Юра, можно сказать, округлил глаза, очевидно мое виденье вопроса о ****стве», его сознание воспринимать отказывалось.

– Колян, – нежно произнес он. – Понимаешь, женщина-матрица и что достанется тебе, когда в ней оставят отпечатки сотни мужчин. Ты считаешь глупостью то, что в старину девушки вступали в интимную связь только с тем, кто женился на них?

– Нет, не считаю, но….

– Постой, – прервал он меня. – Представь, какие будут дети после сотого хера? Я скажу, хер поймешь какие! И срань все то, что в формировании плода имеет значение генетика, химия, биология. Наши ученые ни хера еще не знают, и вообще все их формулы так далеки от нашей жизни. Конечно, если ты с невероятно, мегасильной энергетикой, типо Гумелевского пассионария, а те сто до тебя были мертвецами – субпассионарны, тогда, конечно, можно что-то изменить, но все равно в детях будет многое, что не присуще тебе.

– Юр, я и не говорил, что с удовольствием женился бы на той, о которых ты говоришь. Но если бы я любил, эти сто ***в отвалились бы под силой нашего чувства. А без любви знаешь, о детях речи быть не может.

– Ну да, – грустно согласился он, – но поверь мне любви недостаточно, чтобы из женщины вытеснить всех тех, кто оставил невидимый на первый взгляд информационный след. Женщина – мать всего, она – матрица. После того, хотя и эта мысль мне противна, как она выносила целостный плод не из сотен лиц и сознаний. Пусть утоляет плоть, если без этого она не

ет, но ДО – нельзя! Вот эти все людишки, половинки, четверти, трети и есть следствие того чем живут многие.

– И вообще, тебя что, этот вопрос так волнует?

– Колян, – вздохнул он, – дети растут, поэтому я думаю об этом.

– Для этого и есть Вы.

– Помимо нас еще есть глянец, инет, телевидение.

– Я уверен, у вас получиться научить их видеть не глянцевую, а настоящую жизнь.

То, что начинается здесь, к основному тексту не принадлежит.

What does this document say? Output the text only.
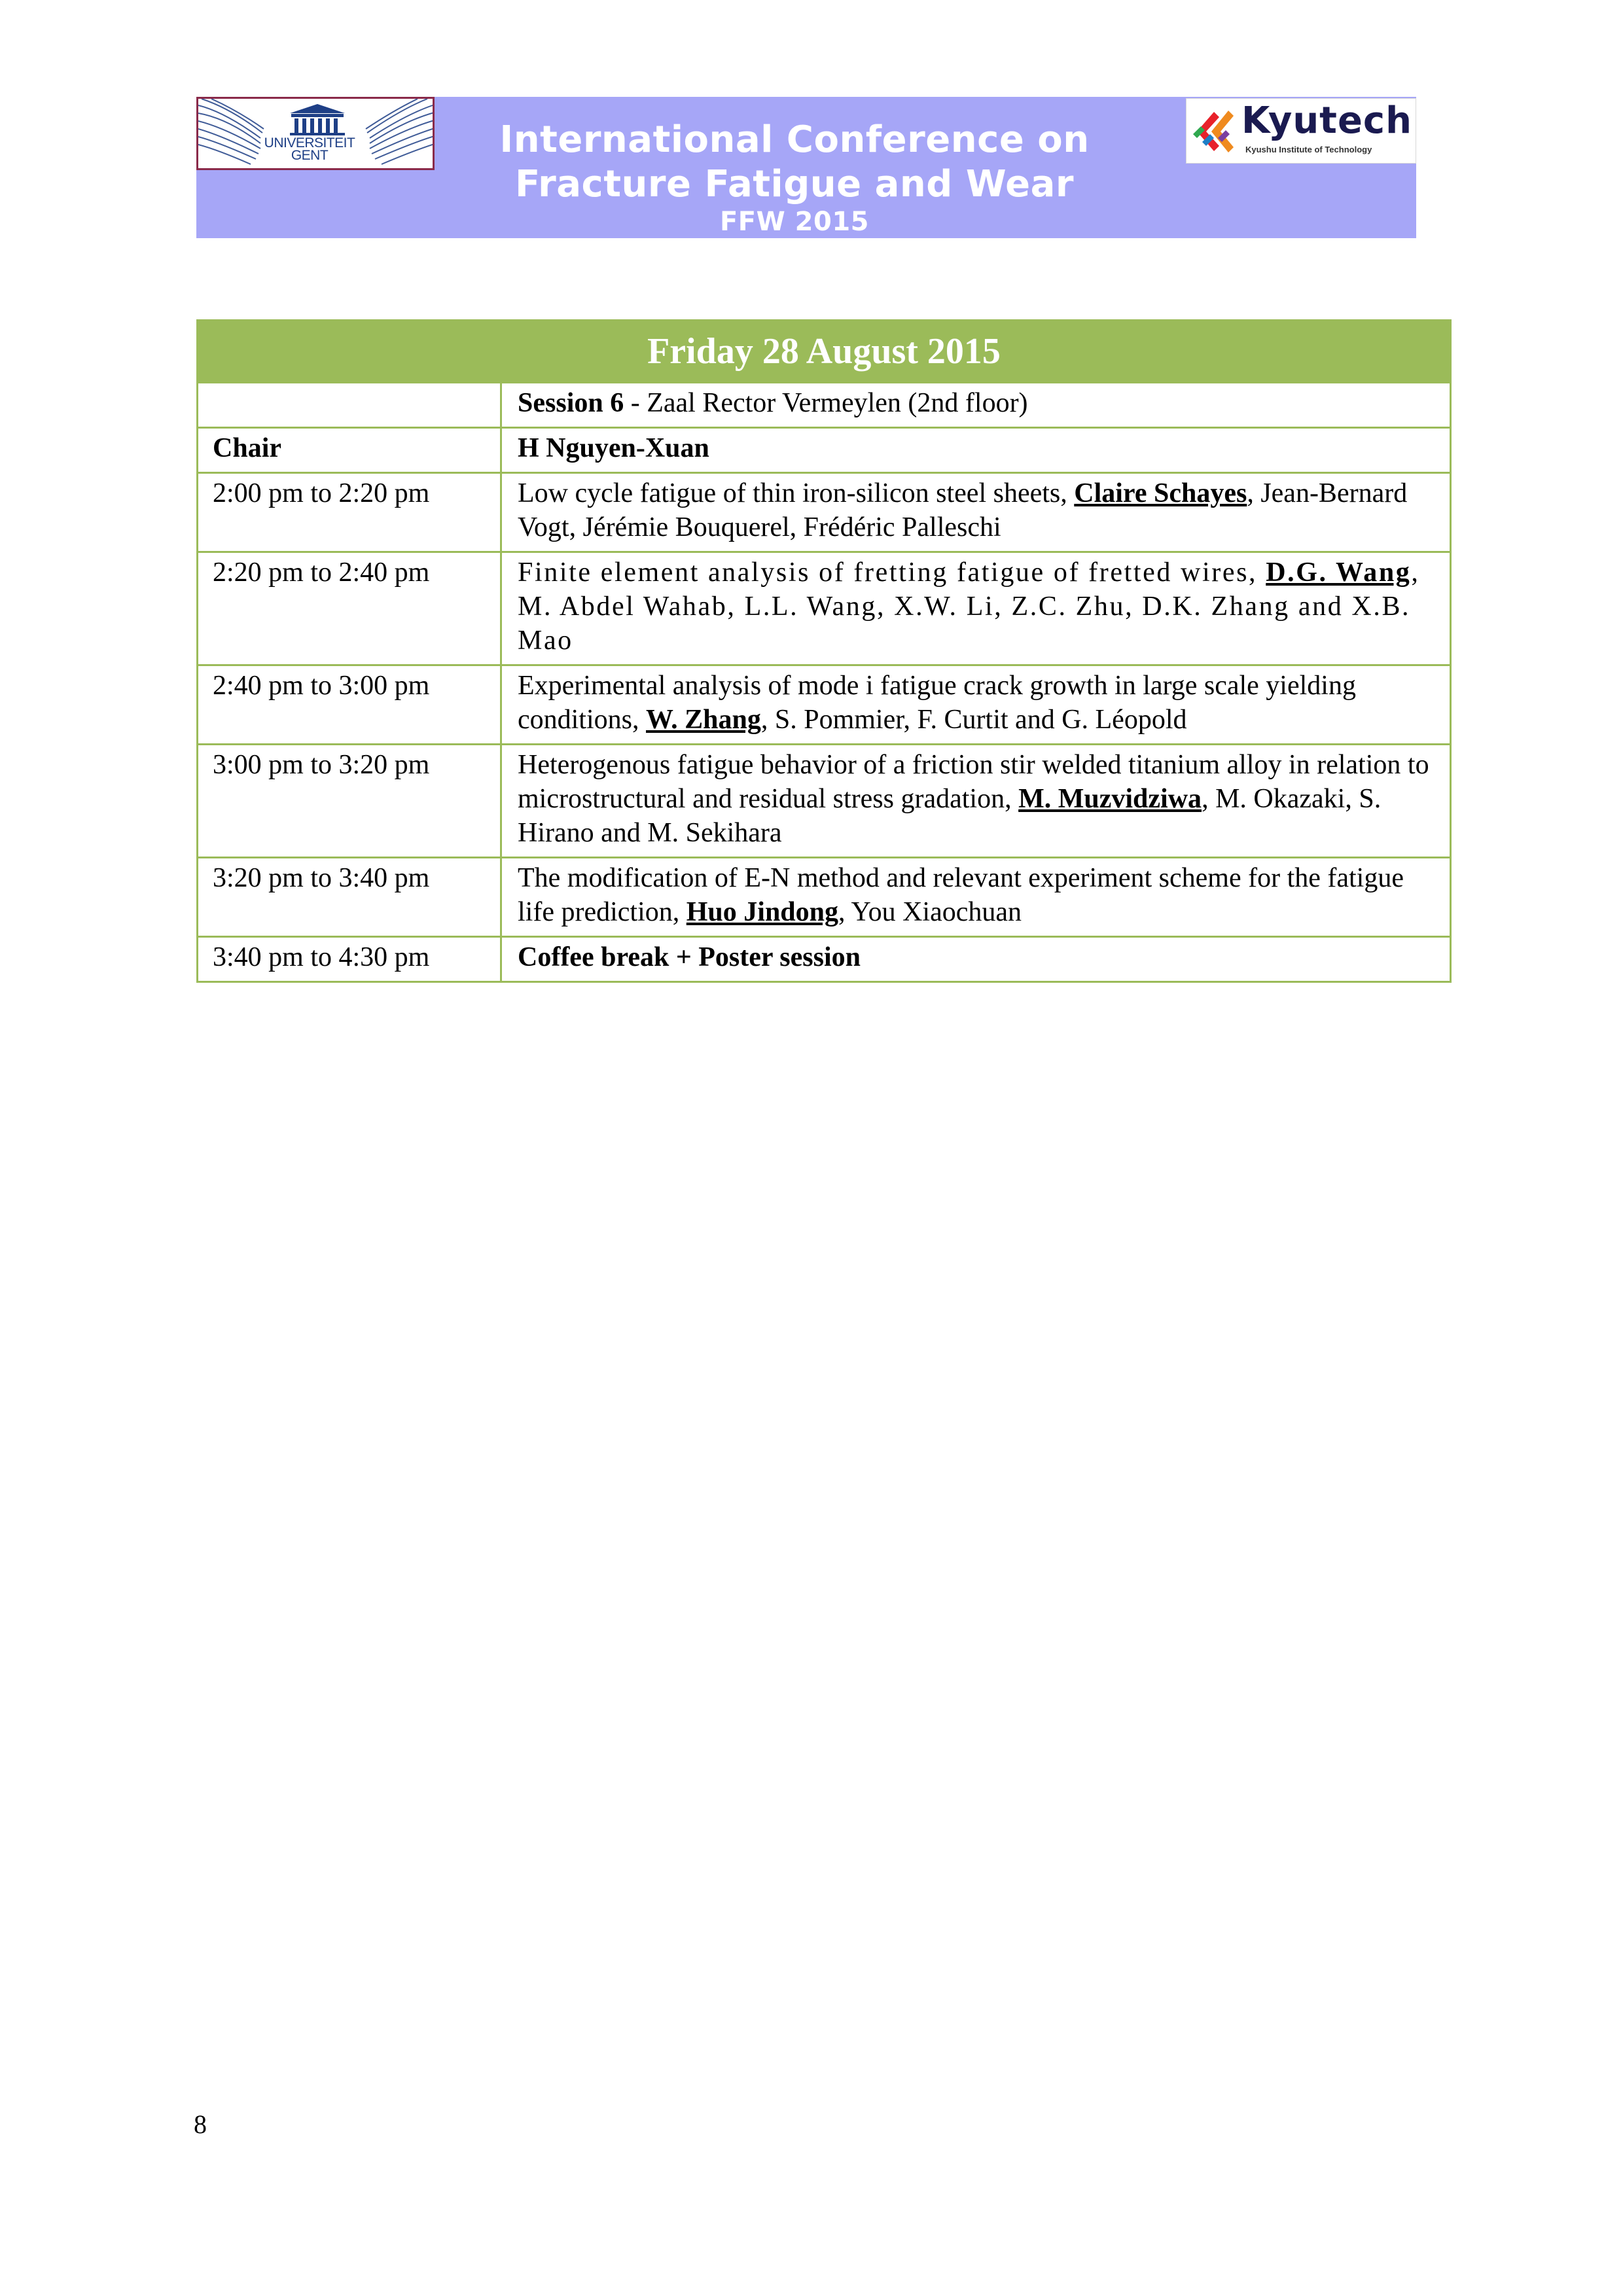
UNIVERSITEIT
GENT	International Conference on
Fracture Fatigue and Wear
FFW 2015
Kyutech
Kyushu Institute of Technology
Friday 28 August 2015	
	Session 6 - Zaal Rector Vermeylen (2nd floor)
Chair	H Nguyen-Xuan
2:00 pm to 2:20 pm	Low cycle fatigue of thin iron-silicon steel sheets, Claire Schayes, Jean-Bernard Vogt, Jérémie Bouquerel, Frédéric Palleschi
2:20 pm to 2:40 pm	Finite element analysis of fretting fatigue of fretted wires, D.G. Wang, M. Abdel Wahab, L.L. Wang, X.W. Li, Z.C. Zhu, D.K. Zhang and X.B. Mao
2:40 pm to 3:00 pm	Experimental analysis of mode i fatigue crack growth in large scale yielding conditions, W. Zhang, S. Pommier, F. Curtit and G. Léopold
3:00 pm to 3:20 pm	Heterogenous fatigue behavior of a friction stir welded titanium alloy in relation to microstructural and residual stress gradation, M. Muzvidziwa, M. Okazaki, S. Hirano and M. Sekihara
3:20 pm to 3:40 pm	The modification of E-N method and relevant experiment scheme for the fatigue life prediction, Huo Jindong, You Xiaochuan
3:40 pm to 4:30 pm	Coffee break + Poster session
8
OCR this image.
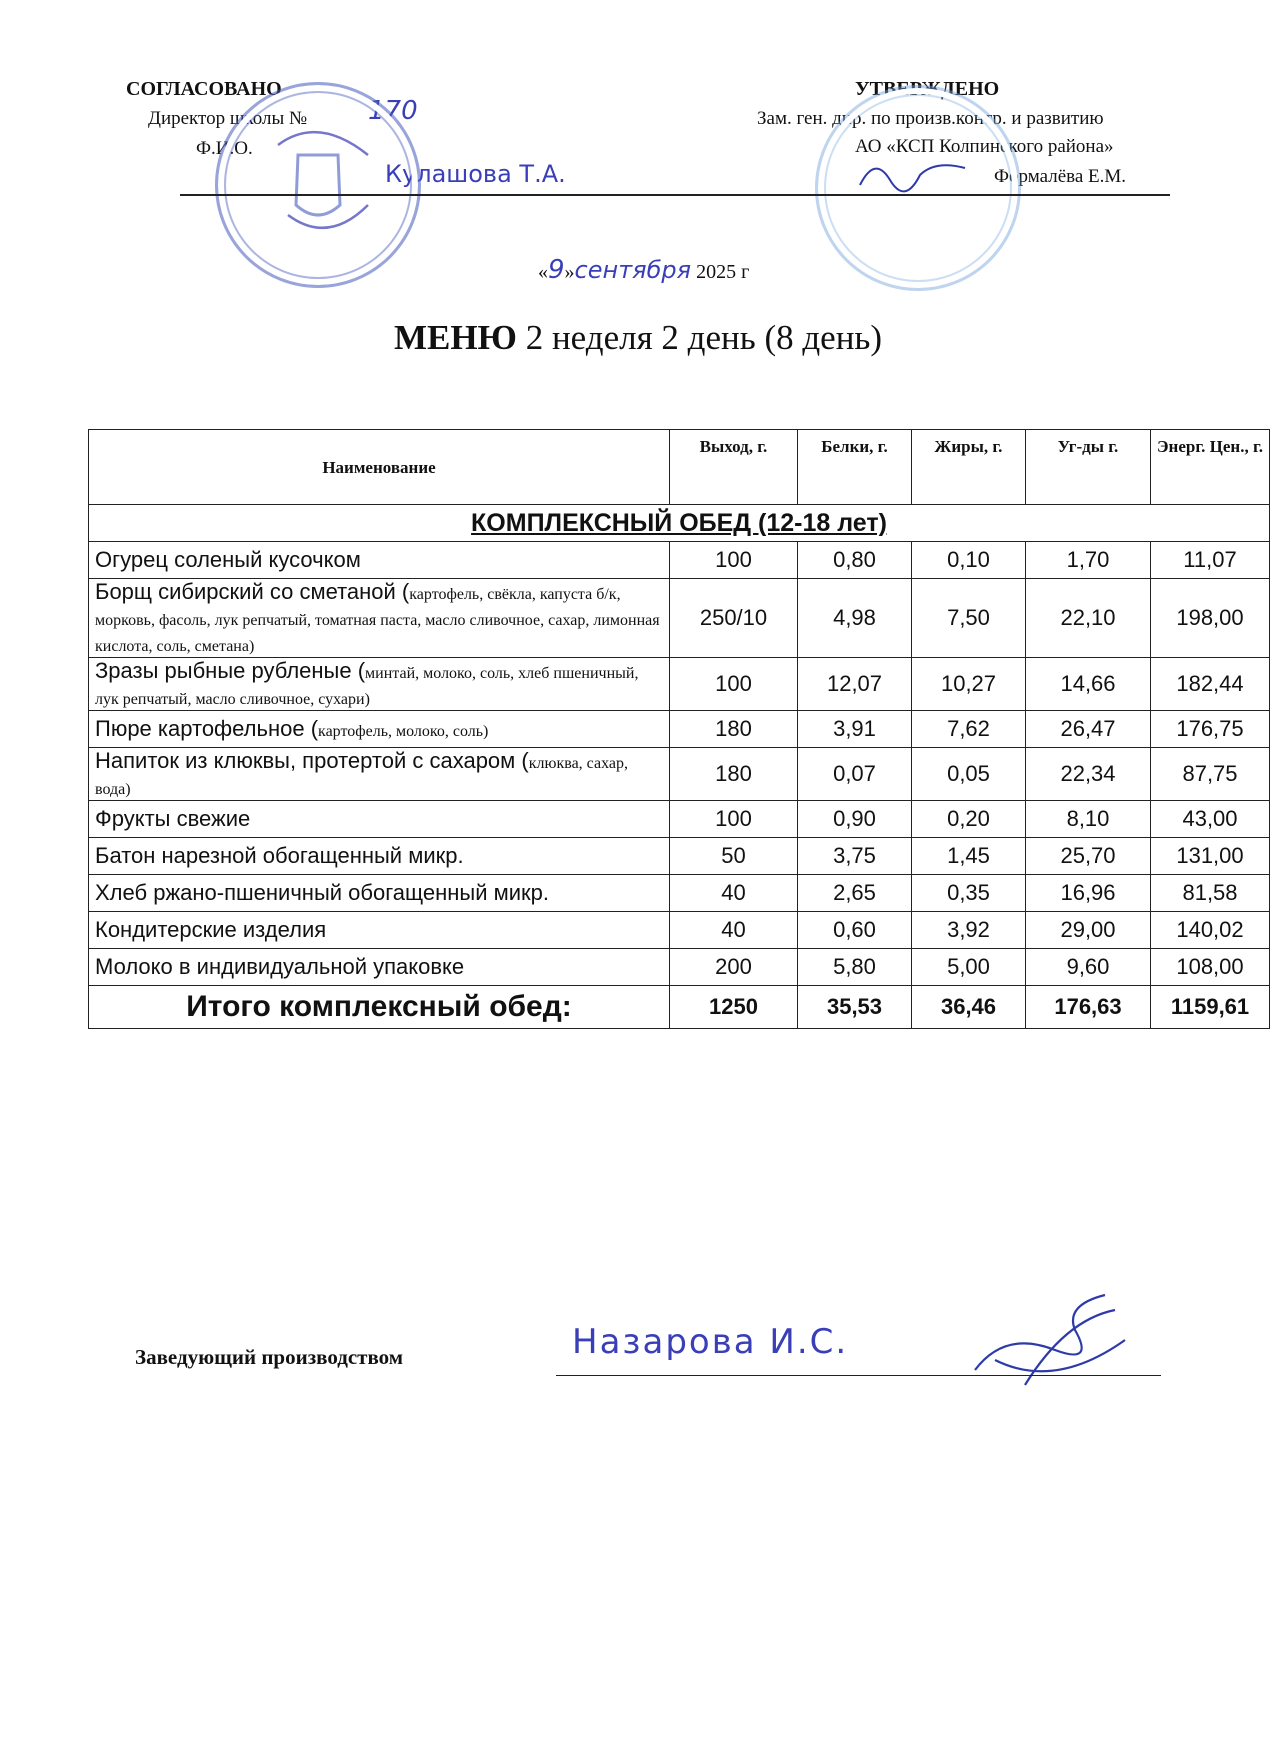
СОГЛАСОВАНО
Директор школы № 170
Ф.И.О.
Кулашова Т.А.
УТВЕРЖДЕНО
Зам. ген. дир. по произв.контр. и развитию
АО «КСП Колпинского района»
Формалёва Е.М.
«9»сентября 2025 г
МЕНЮ 2 неделя 2 день (8 день)
Наименование	Выход, г.	Белки, г.	Жиры, г.	Уг-ды г.	Энерг. Цен., г.
КОМПЛЕКСНЫЙ ОБЕД (12-18 лет)					
Огурец соленый кусочком	100	0,80	0,10	1,70	11,07
Борщ сибирский со сметаной (картофель, свёкла, капуста б/к, морковь, фасоль, лук репчатый, томатная паста, масло сливочное, сахар, лимонная кислота, соль, сметана)	250/10	4,98	7,50	22,10	198,00
Зразы рыбные рубленые (минтай, молоко, соль, хлеб пшеничный, лук репчатый, масло сливочное, сухари)	100	12,07	10,27	14,66	182,44
Пюре картофельное (картофель, молоко, соль)	180	3,91	7,62	26,47	176,75
Напиток из клюквы, протертой с сахаром (клюква, сахар, вода)	180	0,07	0,05	22,34	87,75
Фрукты свежие	100	0,90	0,20	8,10	43,00
Батон нарезной обогащенный микр.	50	3,75	1,45	25,70	131,00
Хлеб ржано-пшеничный обогащенный микр.	40	2,65	0,35	16,96	81,58
Кондитерские изделия	40	0,60	3,92	29,00	140,02
Молоко в индивидуальной упаковке	200	5,80	5,00	9,60	108,00
Итого комплексный обед:	1250	35,53	36,46	176,63	1159,61
Заведующий производством	Назарова И.С.
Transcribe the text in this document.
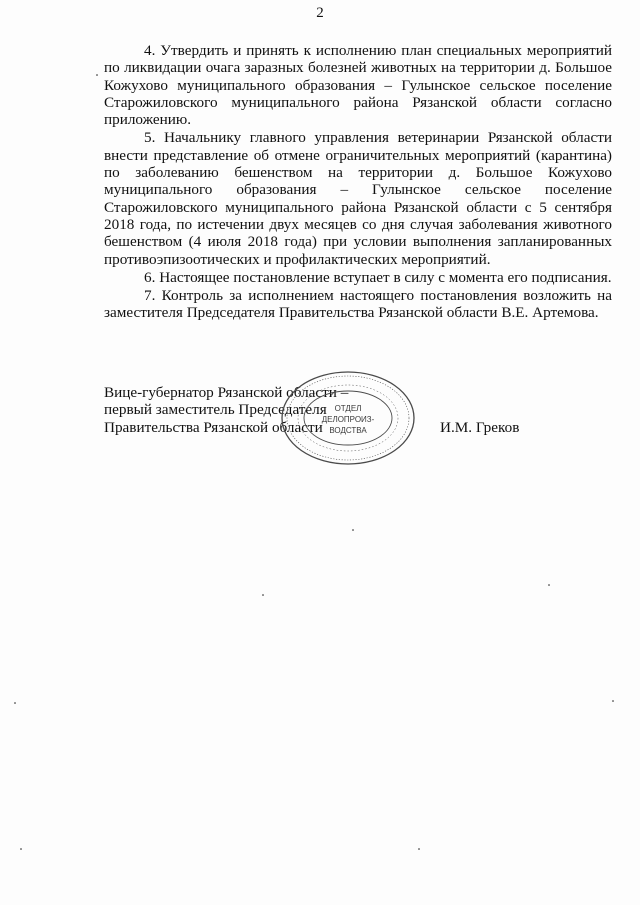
2

4. Утвердить и принять к исполнению план специальных мероприятий по ликвидации очага заразных болезней животных на территории д. Большое Кожухово муниципального образования – Гулынское сельское поселение Старожиловского муниципального района Рязанской области согласно приложению.

5. Начальнику главного управления ветеринарии Рязанской области внести представление об отмене ограничительных мероприятий (карантина) по заболеванию бешенством на территории д. Большое Кожухово муниципального образования – Гулынское сельское поселение Старожиловского муниципального района Рязанской области с 5 сентября 2018 года, по истечении двух месяцев со дня случая заболевания животного бешенством (4 июля 2018 года) при условии выполнения запланированных противоэпизоотических и профилактических мероприятий.

6. Настоящее постановление вступает в силу с момента его подписания.

7. Контроль за исполнением настоящего постановления возложить на заместителя Председателя Правительства Рязанской области В.Е. Артемова.

Вице-губернатор Рязанской области –
первый заместитель Председателя
Правительства Рязанской области	И.М. Греков
ОТДЕЛ
ДЕЛОПРОИЗ-
ВОДСТВА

– Настоящая жизнь страшная.

– Не твоя нынешняя.

– Была и та, что прежде.

– У кого ее не было? – улыбнулся я. – Если ты мужик, бунтарь – шишек на голове не избежать. Поэтому наша активная броня и существует для женщин и детей. Им не нужно знать о пакостях, кишащих вокруг, только ЛЮБОВЬ и ИСКРЕННОСТЬ! Вот что мы обязаны показать им, другого им знать не нужно, оно не настоящее.

– Живут, к сожалению, этим ненастоящим миллиарды.

– Пусть, жаль, конечно, но если не они сами, то кто в силах заставить их наконец проснуться? Многих и пришествие Христа не тронет, так что не парься, перекурил ты по ходу.

Он улыбнулся.

– Нееет, не докурил.

После обеда я с Юрой разбирали эскизы рекламы для сети по продажам оргтехники. Оржак с Оксаной вернулись около пяти.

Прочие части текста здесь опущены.